I dry fit one of these Blackburn cargo cages at the shop today when I was picking up my bike after getting my rear brake bled. The position of the bottle cage bosses on the Bucksaw puts them WAY low, and items in this cargo cage would be VERY close (if not hitting) the seat tube near the hole for stealth dropper routing. The bottom platform of the cage is half an inch or less from the seat tube. If I ever install a dropper post, this is an even bigger problem. A hard round item with a larger diameter (like a large bottle) just flat wouldn't fit. So I'd be limited to using something soft like a stuff bag that could conform to the tube shape.

The guy at the shop I was talking to (a friend I worked with last year) has a Bucksaw the same size as me, and he has the frame bag. He's saying that he has space for a bottle, a few light batteries, and maybe a bit more for some extra gloves/balaclava, etc in that weird little upper section of the bag. It's not super spacious (but not terrible), but moreso the issue is the weird shape that limits WHAT you can put in there.

Seems like the frame bag might be the better choice for this bike, but it's not overwhelming to me. What say ye?


----------



## Mr Pink57 (Jul 30, 2009)

Salsa Cycles
He had a bucksaw in Iceland. He did it with a framebag, seatbag, and handlebar bag.

Uraltour does a top tube bag that runs the length of the top tube, that might be something to also look at for extra storage. Like connecting a gas tank and jerry can.


----------



## Harold (Dec 23, 2003)

Sure, yeah, I've got those other options on my radar, but this post is specifically about the area within the front triangle. For that, frame bag or cargo cage would be my two choices. 

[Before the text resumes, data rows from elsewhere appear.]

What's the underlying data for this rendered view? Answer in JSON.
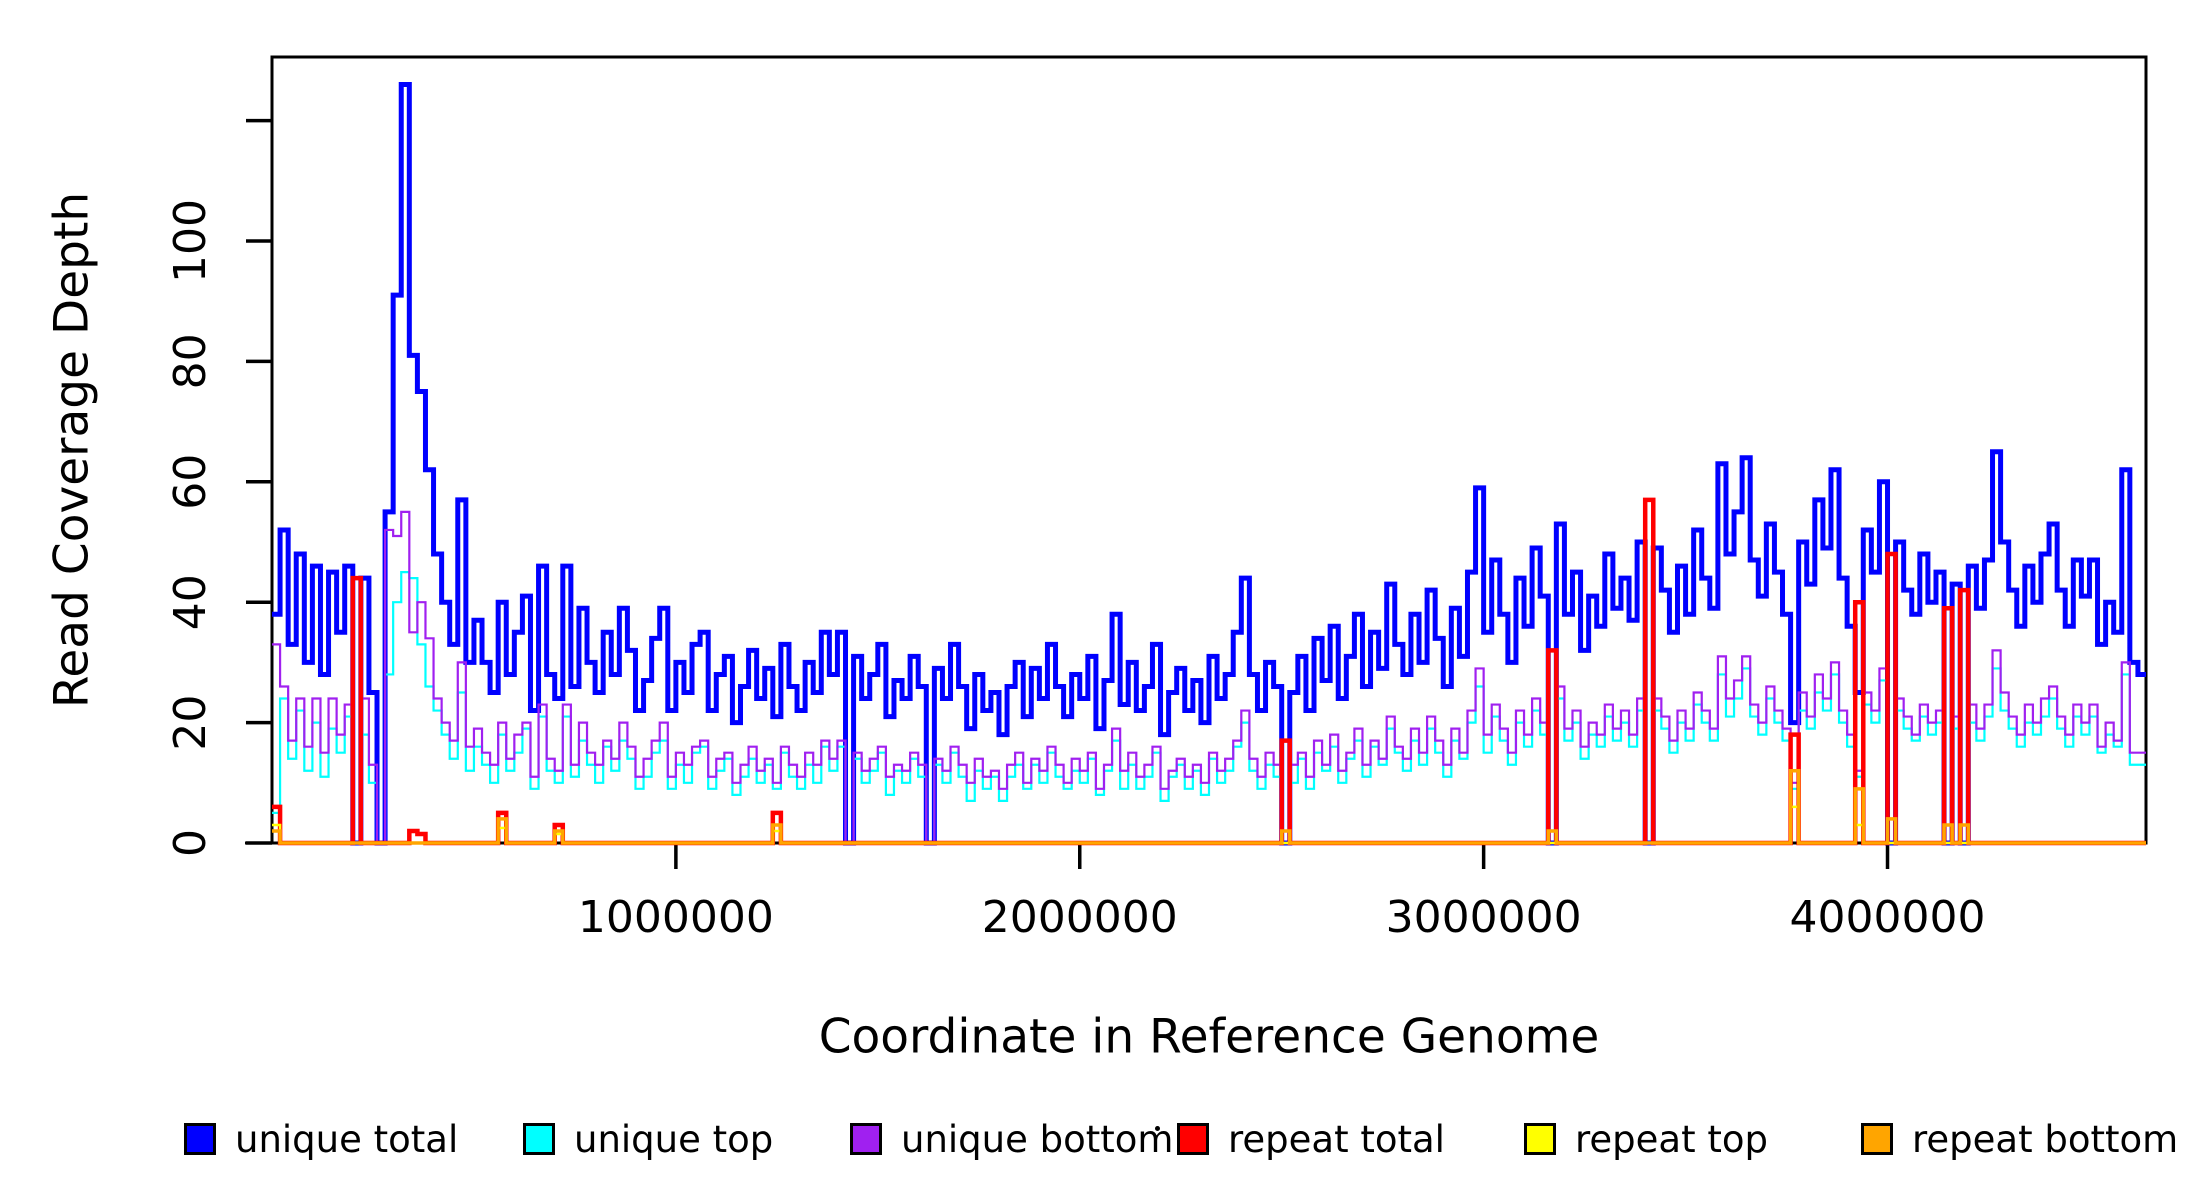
{
  "chart_data": {
    "type": "step-line",
    "title": "",
    "xlabel": "Coordinate in Reference Genome",
    "ylabel": "Read Coverage Depth",
    "x_ticks": [
      1000000,
      2000000,
      3000000,
      4000000
    ],
    "y_ticks": [
      0,
      20,
      40,
      60,
      80,
      100
    ],
    "y_extra_unlabeled_tick": 120,
    "xlim": [
      0,
      4640000
    ],
    "ylim": [
      0,
      130
    ],
    "grid": "off",
    "legend_position": "bottom-horizontal",
    "bin_size": 20000,
    "n_bins": 232,
    "series": [
      {
        "name": "unique total",
        "color": "#0000FF",
        "line_width": 5,
        "values": [
          38,
          52,
          33,
          48,
          30,
          46,
          28,
          45,
          35,
          46,
          0,
          44,
          25,
          0,
          55,
          91,
          126,
          81,
          75,
          62,
          48,
          40,
          33,
          57,
          30,
          37,
          30,
          25,
          40,
          28,
          35,
          41,
          22,
          46,
          28,
          24,
          46,
          26,
          39,
          30,
          25,
          35,
          28,
          39,
          32,
          22,
          27,
          34,
          39,
          22,
          30,
          25,
          33,
          35,
          22,
          28,
          31,
          20,
          26,
          32,
          24,
          29,
          21,
          33,
          26,
          22,
          30,
          25,
          35,
          28,
          35,
          0,
          31,
          24,
          28,
          33,
          21,
          27,
          24,
          31,
          26,
          0,
          29,
          24,
          33,
          26,
          19,
          28,
          22,
          25,
          18,
          26,
          30,
          21,
          29,
          24,
          33,
          26,
          21,
          28,
          24,
          31,
          19,
          27,
          38,
          23,
          30,
          22,
          26,
          33,
          18,
          25,
          29,
          22,
          27,
          20,
          31,
          24,
          28,
          35,
          44,
          28,
          22,
          30,
          26,
          0,
          25,
          31,
          22,
          34,
          27,
          36,
          24,
          31,
          38,
          26,
          35,
          29,
          43,
          33,
          28,
          38,
          30,
          42,
          34,
          26,
          39,
          31,
          45,
          59,
          35,
          47,
          38,
          30,
          44,
          36,
          49,
          41,
          0,
          53,
          38,
          45,
          32,
          41,
          36,
          48,
          39,
          44,
          37,
          50,
          0,
          49,
          42,
          35,
          46,
          38,
          52,
          44,
          39,
          63,
          48,
          55,
          64,
          47,
          41,
          53,
          45,
          38,
          20,
          50,
          43,
          57,
          49,
          62,
          44,
          36,
          25,
          52,
          45,
          60,
          0,
          50,
          42,
          38,
          48,
          40,
          45,
          0,
          43,
          0,
          46,
          39,
          47,
          65,
          50,
          42,
          36,
          46,
          40,
          48,
          53,
          42,
          36,
          47,
          41,
          47,
          33,
          40,
          35,
          62,
          30,
          28
        ]
      },
      {
        "name": "unique top",
        "color": "#00FFFF",
        "line_width": 2.2,
        "values": [
          5,
          24,
          14,
          22,
          12,
          20,
          11,
          19,
          15,
          21,
          0,
          18,
          10,
          0,
          28,
          40,
          45,
          44,
          33,
          26,
          22,
          18,
          14,
          25,
          12,
          16,
          13,
          10,
          18,
          12,
          15,
          19,
          9,
          21,
          12,
          10,
          21,
          11,
          17,
          13,
          10,
          16,
          12,
          17,
          14,
          9,
          11,
          15,
          17,
          9,
          13,
          10,
          15,
          16,
          9,
          12,
          14,
          8,
          11,
          14,
          10,
          13,
          9,
          15,
          11,
          9,
          13,
          10,
          16,
          12,
          16,
          0,
          14,
          10,
          12,
          15,
          8,
          12,
          10,
          14,
          11,
          0,
          13,
          10,
          15,
          11,
          7,
          12,
          9,
          11,
          7,
          11,
          13,
          9,
          13,
          10,
          15,
          11,
          9,
          12,
          10,
          14,
          8,
          12,
          17,
          9,
          13,
          9,
          11,
          15,
          7,
          11,
          13,
          9,
          12,
          8,
          14,
          10,
          12,
          16,
          20,
          12,
          9,
          13,
          11,
          0,
          10,
          14,
          9,
          15,
          12,
          16,
          10,
          14,
          17,
          11,
          16,
          13,
          19,
          15,
          12,
          17,
          13,
          19,
          15,
          11,
          17,
          14,
          20,
          26,
          15,
          21,
          17,
          13,
          20,
          16,
          22,
          18,
          0,
          24,
          17,
          20,
          14,
          18,
          16,
          21,
          17,
          20,
          16,
          22,
          0,
          22,
          19,
          15,
          20,
          17,
          23,
          20,
          17,
          28,
          21,
          24,
          29,
          21,
          18,
          24,
          20,
          17,
          9,
          22,
          19,
          25,
          22,
          28,
          20,
          16,
          11,
          23,
          20,
          27,
          0,
          22,
          19,
          17,
          21,
          18,
          20,
          0,
          19,
          0,
          20,
          17,
          21,
          29,
          22,
          19,
          16,
          20,
          18,
          21,
          24,
          19,
          16,
          21,
          18,
          21,
          15,
          18,
          16,
          28,
          13,
          13
        ]
      },
      {
        "name": "unique bottom",
        "color": "#A020F0",
        "line_width": 2.2,
        "values": [
          33,
          26,
          17,
          24,
          16,
          24,
          15,
          24,
          18,
          23,
          0,
          24,
          13,
          0,
          52,
          51,
          55,
          35,
          40,
          34,
          24,
          20,
          17,
          30,
          16,
          19,
          15,
          13,
          20,
          14,
          18,
          20,
          11,
          23,
          14,
          12,
          23,
          13,
          20,
          15,
          13,
          17,
          14,
          20,
          16,
          11,
          14,
          17,
          20,
          11,
          15,
          13,
          16,
          17,
          11,
          14,
          15,
          10,
          13,
          16,
          12,
          14,
          10,
          16,
          13,
          11,
          15,
          13,
          17,
          14,
          17,
          0,
          15,
          12,
          14,
          16,
          11,
          13,
          12,
          15,
          13,
          0,
          14,
          12,
          16,
          13,
          10,
          14,
          11,
          12,
          9,
          13,
          15,
          10,
          14,
          12,
          16,
          13,
          10,
          14,
          12,
          15,
          9,
          13,
          19,
          12,
          15,
          11,
          13,
          16,
          9,
          12,
          14,
          11,
          13,
          10,
          15,
          12,
          14,
          17,
          22,
          14,
          11,
          15,
          13,
          0,
          13,
          15,
          11,
          17,
          13,
          18,
          12,
          15,
          19,
          13,
          17,
          14,
          21,
          16,
          14,
          19,
          15,
          21,
          17,
          13,
          19,
          15,
          22,
          29,
          18,
          23,
          19,
          15,
          22,
          18,
          24,
          20,
          0,
          26,
          19,
          22,
          16,
          20,
          18,
          23,
          19,
          22,
          18,
          24,
          0,
          24,
          21,
          17,
          22,
          19,
          25,
          22,
          19,
          31,
          24,
          27,
          31,
          23,
          20,
          26,
          22,
          19,
          10,
          25,
          21,
          28,
          24,
          30,
          22,
          18,
          12,
          25,
          22,
          29,
          0,
          24,
          21,
          18,
          23,
          20,
          22,
          0,
          21,
          0,
          23,
          19,
          23,
          32,
          25,
          21,
          18,
          23,
          20,
          24,
          26,
          21,
          18,
          23,
          20,
          23,
          16,
          20,
          17,
          30,
          15,
          15
        ]
      },
      {
        "name": "repeat total",
        "color": "#FF0000",
        "line_width": 4.5,
        "baseline": 0,
        "spikes": {
          "0": 6,
          "10": 44,
          "17": 2,
          "18": 1.5,
          "28": 5,
          "35": 3,
          "62": 5,
          "125": 17,
          "158": 32,
          "170": 57,
          "188": 18,
          "196": 40,
          "200": 48,
          "207": 39,
          "209": 42
        }
      },
      {
        "name": "repeat top",
        "color": "#FFFF00",
        "line_width": 2.5,
        "baseline": 0,
        "spikes": {
          "0": 3,
          "28": 2.5,
          "35": 1.5,
          "62": 2,
          "188": 6,
          "196": 3
        }
      },
      {
        "name": "repeat bottom",
        "color": "#FFA500",
        "line_width": 3.5,
        "baseline": 0,
        "spikes": {
          "0": 2,
          "28": 4,
          "35": 2,
          "62": 3,
          "125": 2,
          "158": 2,
          "188": 12,
          "196": 9,
          "200": 4,
          "207": 3,
          "209": 3
        }
      }
    ]
  }
}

I'm looking for thoughts folks have about those choices for similar sorts of bikes (really, any FS would apply).

My gear is compact and light enough that I think I'll be fine with seatbag, handlebar bag, some frame storage, and maybe a gas tank along with a larger daypack.


----------



## Quitou (Sep 1, 2014)

Ha. Funny. That was me on a pre-production Bucksaw.

I used a frame bag made by Andrew at Bedrock Bags, It's an absolutely perfect bag. Bedrock Bags and Packs I images if you ride a large, Andrew likely still has the template.

I think the Bedrock bag is better than the Salsa bag, but not by much. I do think Bedrock's Entrada bar bag is the bomb.

I'll be taking a similar setup to Nepal soon.











Mr Pink57 said:


> Salsa Cycles
> He had a bucksaw in Iceland. He did it with a framebag, seatbag, and handlebar bag.
> 
> Uraltour does a top tube bag that runs the length of the top tube, that might be something to also look at for extra storage. Like connecting a gas tank and jerry can.


----------